The 2017 manifestos seem no less damaging than the last Conservative one

Labour politicians pledge £30bn for the NHS over the next five years.4 They want to “halt and review” sustainability and transformation partnerships and repeal the Health and Social Care Act. They want a National Care Service, and they want to retain waiting time targets in emergency departments. But they don’t mention safe staffing targets.

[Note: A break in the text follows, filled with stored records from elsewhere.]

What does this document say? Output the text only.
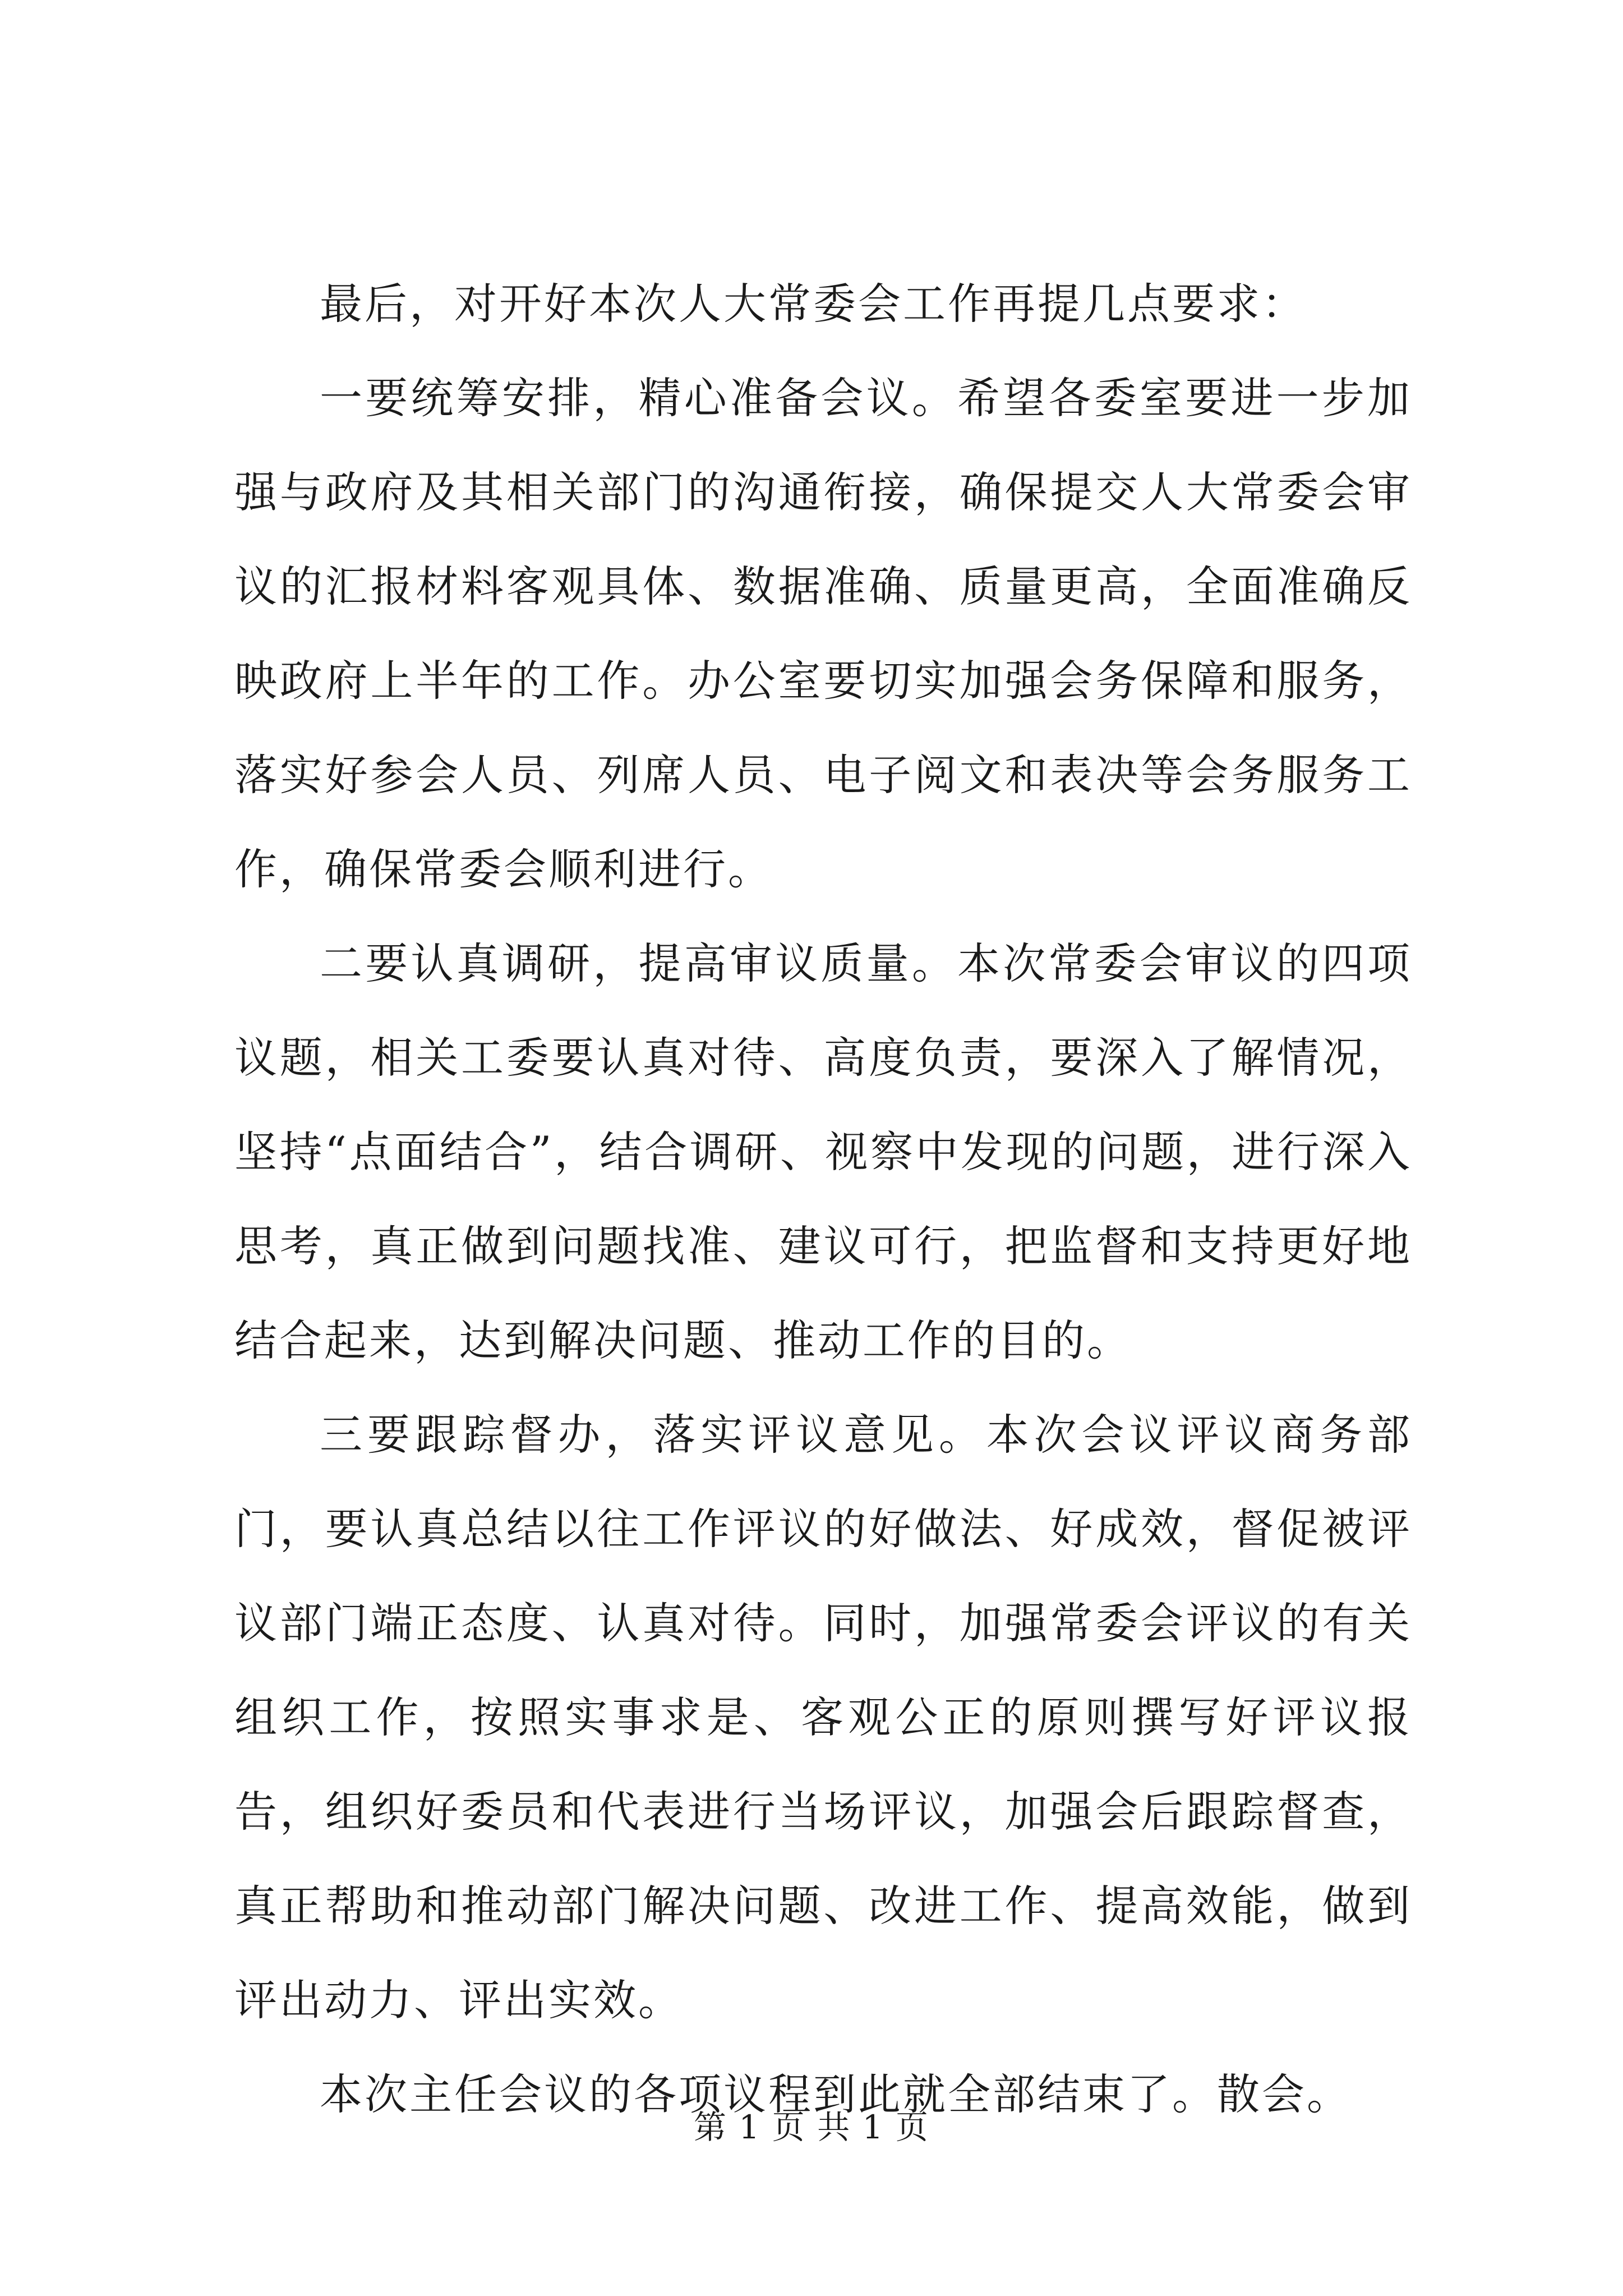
最后，对开好本次人大常委会工作再提几点要求：

一要统筹安排，精心准备会议。希望各委室要进一步加强与政府及其相关部门的沟通衔接，确保提交人大常委会审议的汇报材料客观具体、数据准确、质量更高，全面准确反映政府上半年的工作。办公室要切实加强会务保障和服务，落实好参会人员、列席人员、电子阅文和表决等会务服务工作，确保常委会顺利进行。

二要认真调研，提高审议质量。本次常委会审议的四项议题，相关工委要认真对待、高度负责，要深入了解情况，坚持“点面结合”，结合调研、视察中发现的问题，进行深入思考，真正做到问题找准、建议可行，把监督和支持更好地结合起来，达到解决问题、推动工作的目的。

三要跟踪督办，落实评议意见。本次会议评议商务部门，要认真总结以往工作评议的好做法、好成效，督促被评议部门端正态度、认真对待。同时，加强常委会评议的有关组织工作，按照实事求是、客观公正的原则撰写好评议报告，组织好委员和代表进行当场评议，加强会后跟踪督查，真正帮助和推动部门解决问题、改进工作、提高效能，做到评出动力、评出实效。

本次主任会议的各项议程到此就全部结束了。散会。

第 1 页 共 1 页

The Liberal Democrats offer £6bn to the NHS through adding a penny on tax.5 On mental health, they want to ensure that “the NHS is not picking up the tab for private malpractice.” Bravo: this needs expanding to include all private screening services. The party contains science geeks, but they too want more Skype consultations despite limited evidence to date on benefits and harms.6

Health policy and manifesto pledges should be based on hard evidence and thorough cost effectiveness calculations. But I see no progress towards that goal in these manifestos. In the current political landscape the NHS is being wilfully failed and left to die on its knees.